I have a binomial outcome (death in clinic vs. survival till release) observational study looking at assessing the effect of one treatment vs. a control. There are about 25 cases of the treatment (which is less than the number of cases in the control). If I consider the rule of thumb that the number of predictors in a logistic regression should be no more than m / 10 = 25/10, I am able to consider 2 predictors.

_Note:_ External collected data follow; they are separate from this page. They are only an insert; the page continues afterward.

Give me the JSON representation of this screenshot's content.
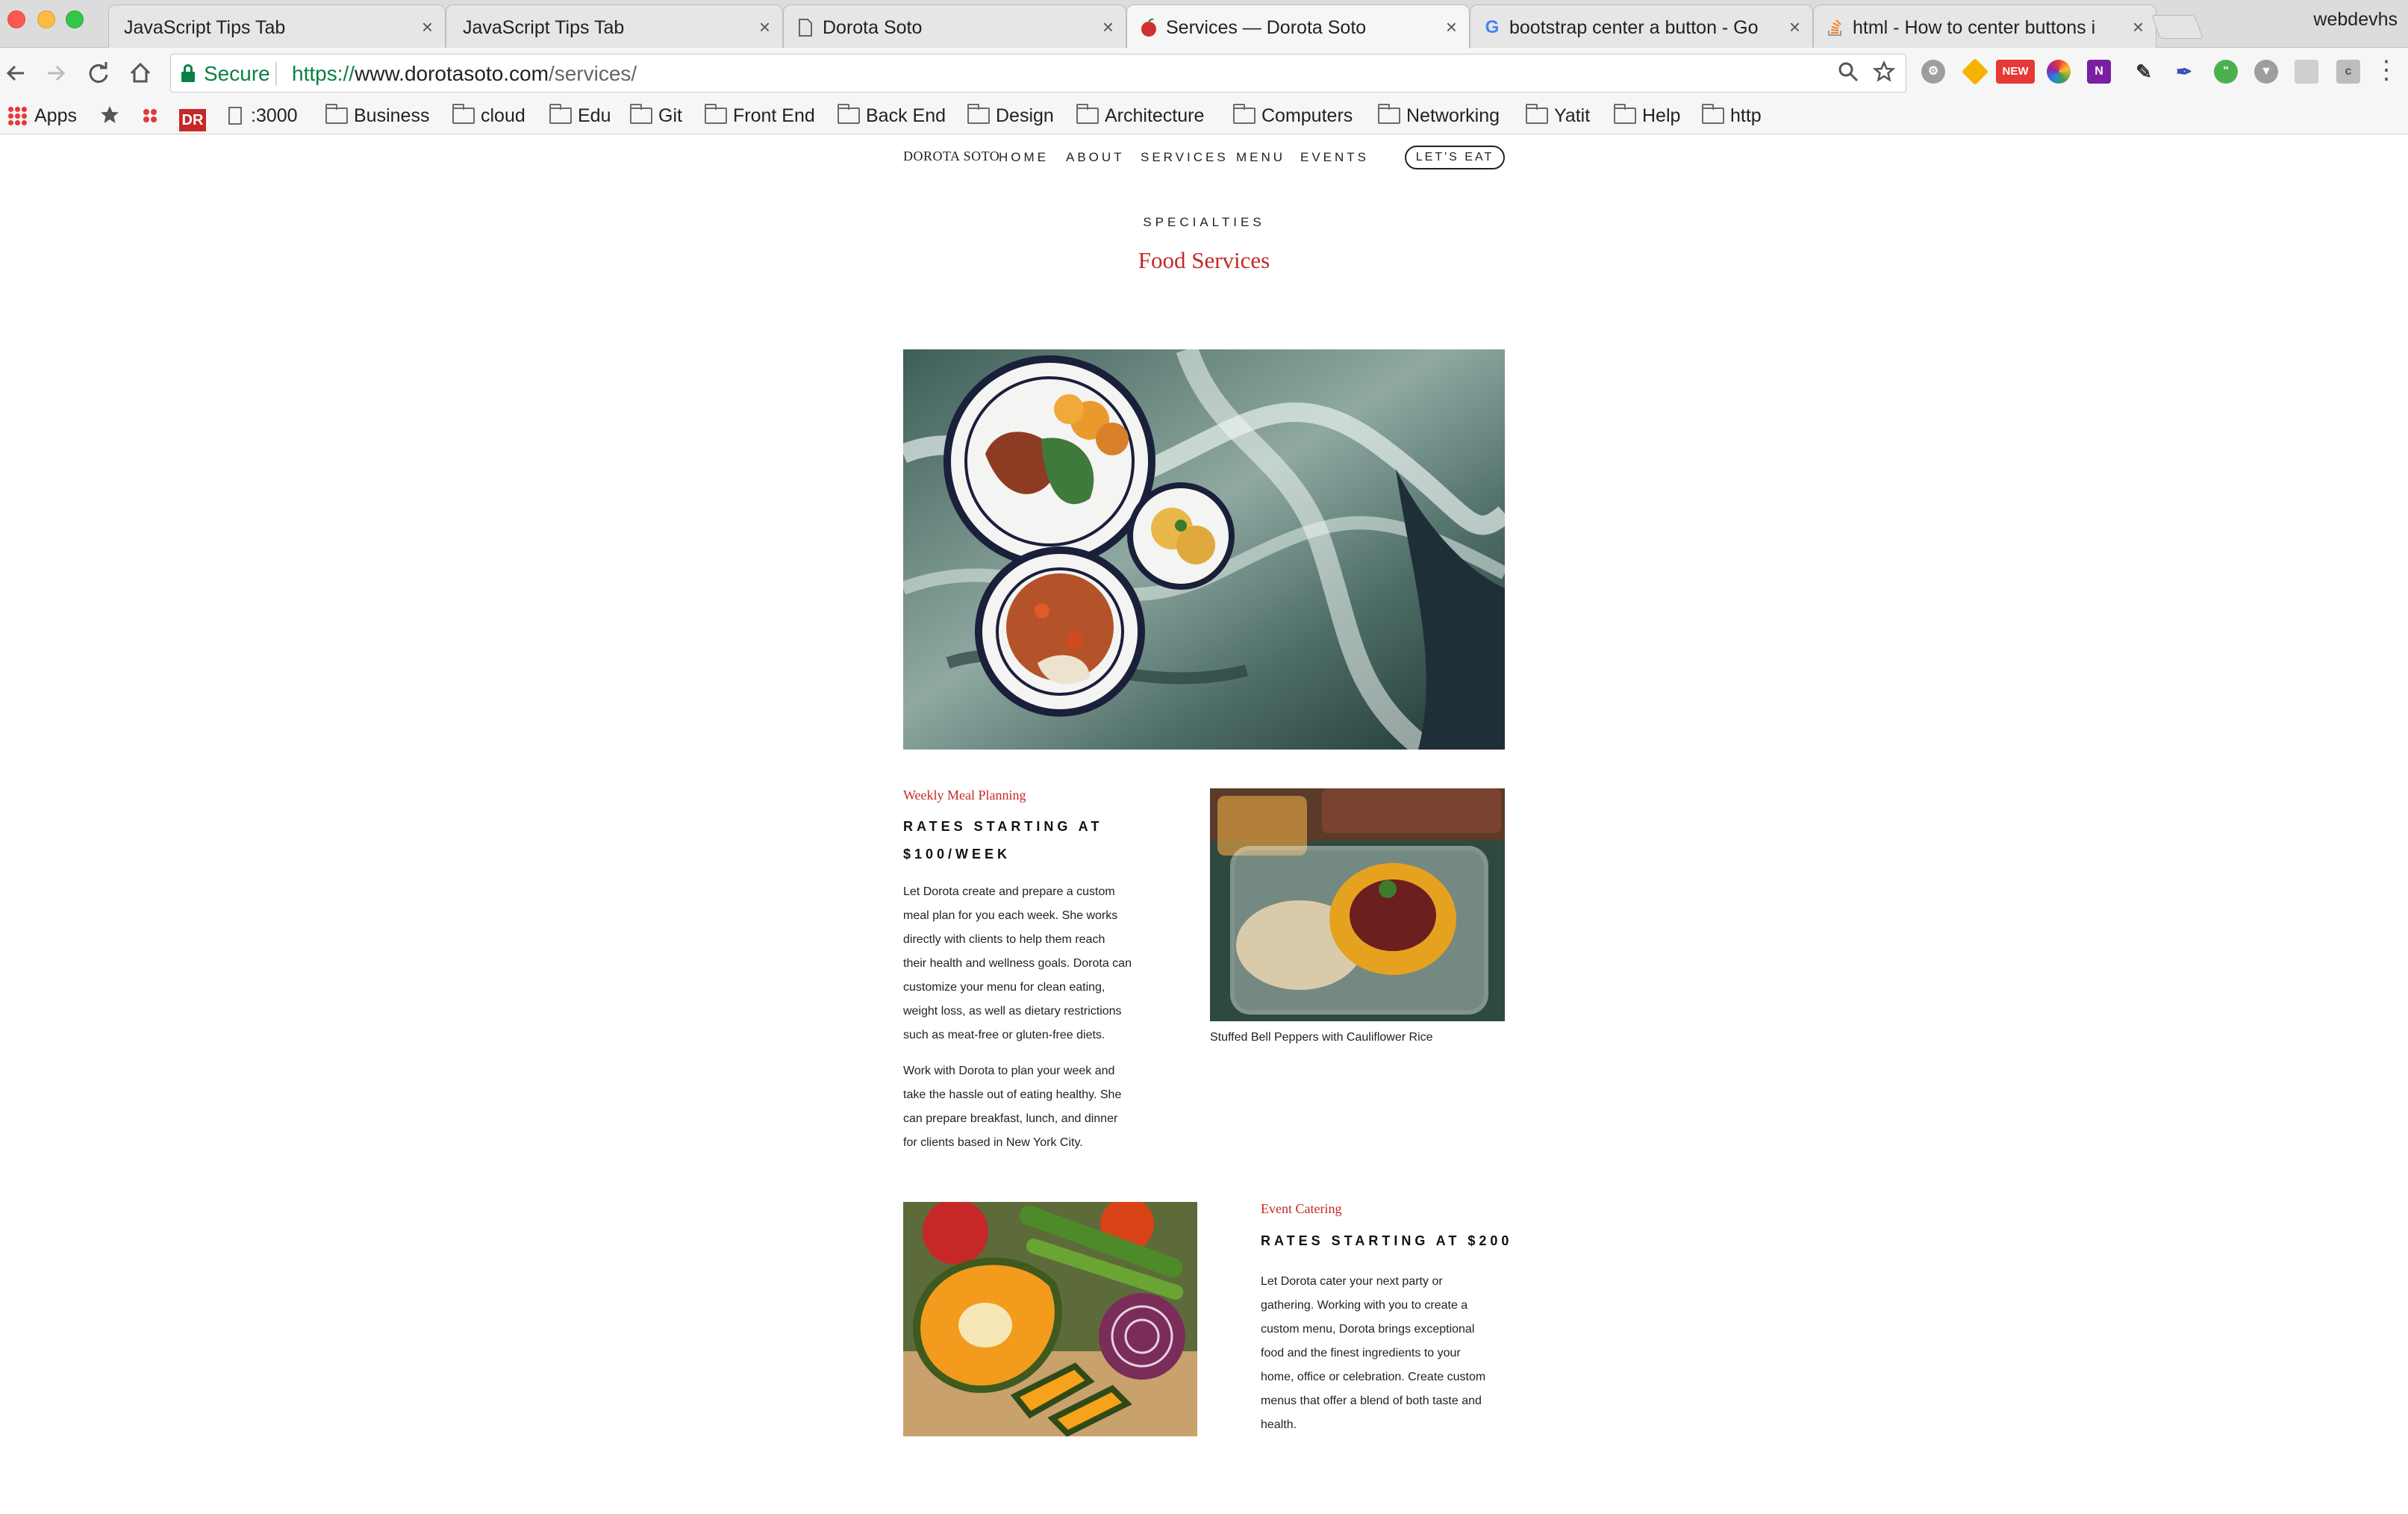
{
  "browser": {
    "tabs": [
      {
        "title": "JavaScript Tips Tab",
        "close": "×"
      },
      {
        "title": "JavaScript Tips Tab",
        "close": "×"
      },
      {
        "title": "Dorota Soto",
        "close": "×"
      },
      {
        "title": "Services — Dorota Soto",
        "close": "×"
      },
      {
        "title": "bootstrap center a button - Go",
        "close": "×"
      },
      {
        "title": "html - How to center buttons i",
        "close": "×"
      }
    ],
    "profile": "webdevhs",
    "secure_label": "Secure",
    "url_scheme": "https://",
    "url_host": "www.dorotasoto.com",
    "url_path": "/services/",
    "ext_badge": "NEW"
  },
  "bookmarks": [
    {
      "label": "Apps"
    },
    {
      "label": ":3000"
    },
    {
      "label": "Business"
    },
    {
      "label": "cloud"
    },
    {
      "label": "Edu"
    },
    {
      "label": "Git"
    },
    {
      "label": "Front End"
    },
    {
      "label": "Back End"
    },
    {
      "label": "Design"
    },
    {
      "label": "Architecture"
    },
    {
      "label": "Computers"
    },
    {
      "label": "Networking"
    },
    {
      "label": "Yatit"
    },
    {
      "label": "Help"
    },
    {
      "label": "http"
    }
  ],
  "site": {
    "logo": "DOROTA SOTO",
    "nav": [
      "HOME",
      "ABOUT",
      "SERVICES",
      "MENU",
      "EVENTS"
    ],
    "cta": "LET'S EAT",
    "eyebrow": "SPECIALTIES",
    "title": "Food Services",
    "services": [
      {
        "title": "Weekly Meal Planning",
        "rate_line1": "RATES STARTING AT",
        "rate_line2": "$100/WEEK",
        "p1": [
          "Let Dorota create and prepare a custom",
          "meal plan for you each week. She works",
          "directly with clients to help them reach",
          "their health and wellness goals. Dorota can",
          "customize your menu for clean eating,",
          "weight loss, as well as dietary restrictions",
          "such as meat-free or gluten-free diets."
        ],
        "p2": [
          "Work with Dorota to plan your week and",
          "take the hassle out of eating healthy. She",
          "can prepare breakfast, lunch, and dinner",
          "for clients based in New York City."
        ],
        "image_caption": "Stuffed Bell Peppers with Cauliflower Rice"
      },
      {
        "title": "Event Catering",
        "rate_line1": "RATES STARTING AT $200",
        "p1": [
          "Let Dorota cater your next party or",
          "gathering. Working with you to create a",
          "custom menu, Dorota brings exceptional",
          "food and the finest ingredients to your",
          "home, office or celebration. Create custom",
          "menus that offer a blend of both taste and",
          "health."
        ]
      }
    ]
  }
}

If I use a propensity score, then this allows me to include both the propensity score and the treatment.

However, in the book on Biostatistics for Biomedical Research (Harrell, Slaughter), the suggestion is to model:

Y = treat + log(PS/(1-PS)) + nonlinear functions of log(PS/(1-PS)) + important prognostic variables

In cases where there is not all that much data, is it better to just use the following model?

Y = treat + log(PS/(1-PS))

PaulBrownPhD · August 24, 2018, 6:39pm

i would just mention this recent paper by Maarten van Smeden et al. re events per variable Sample size for binary logistic prediction models: Beyond events per variable criteria

ADAlthousePhD · August 25, 2018, 9:38am

2 things confuse me about the initial question:

when you say 25 “cases” in the treatment do you mean 25 total patients or 25 deaths among XX atrial patients?

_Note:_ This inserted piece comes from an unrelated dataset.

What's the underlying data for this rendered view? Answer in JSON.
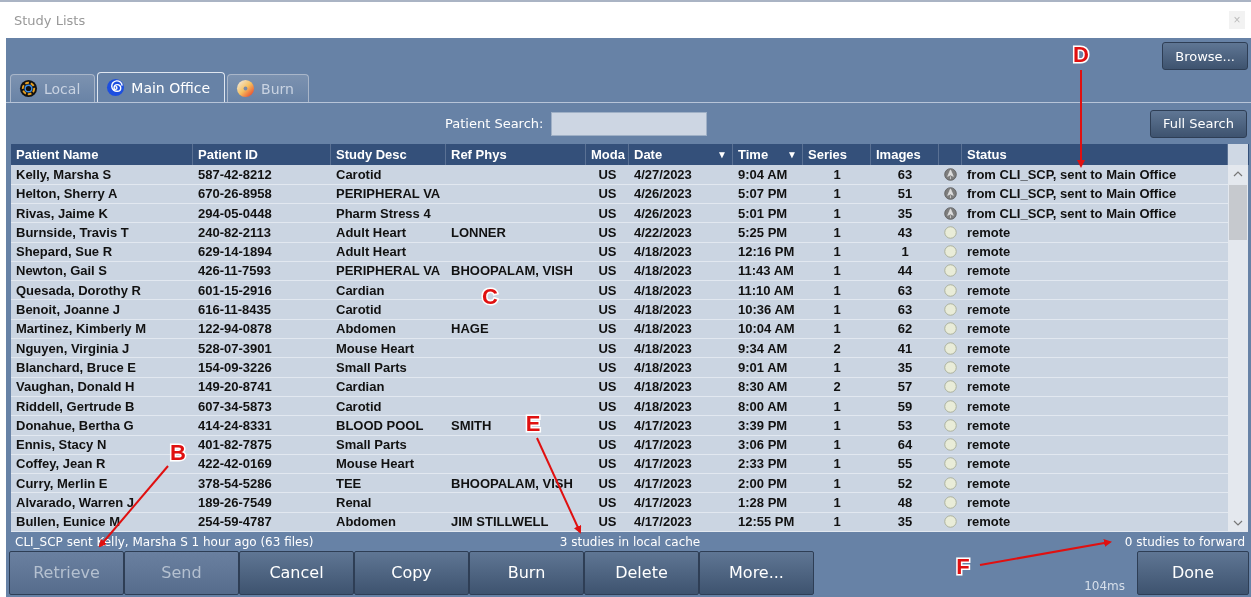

Please state more clearly the total number of patients in treatment vs control group as well as number of deaths in each.

you’ve kinda mentioned propensity scores without much information as to why you’re using them or how you’re computing the PS. A little more detail of what you’re doing would be useful.

ckogan · August 27, 2018, 4:51pm

When I say 25 cases, I mean 25 deaths, 67 that did not die. There are 69 control cases and 23 treatment cases.
I’m looking in Biostatistics for Biomedical Research (Harrell, Slaughter) section 17.1 - (hbiostat.org/doc/bbr.pdf). Harrell suggests that propensity scores can be used to adjust for nonrandom treatment selection when there is limited data compared with the number of covariates.

The propensity would be computed via a logistic regression model of Treatment ~ Risk_Variables. The propensity score would then be included in a logistic regression of Survival_Outcome ~ treatment + log(PS/(1-PS)).

The main purpose of the study is to test for a treatment effect.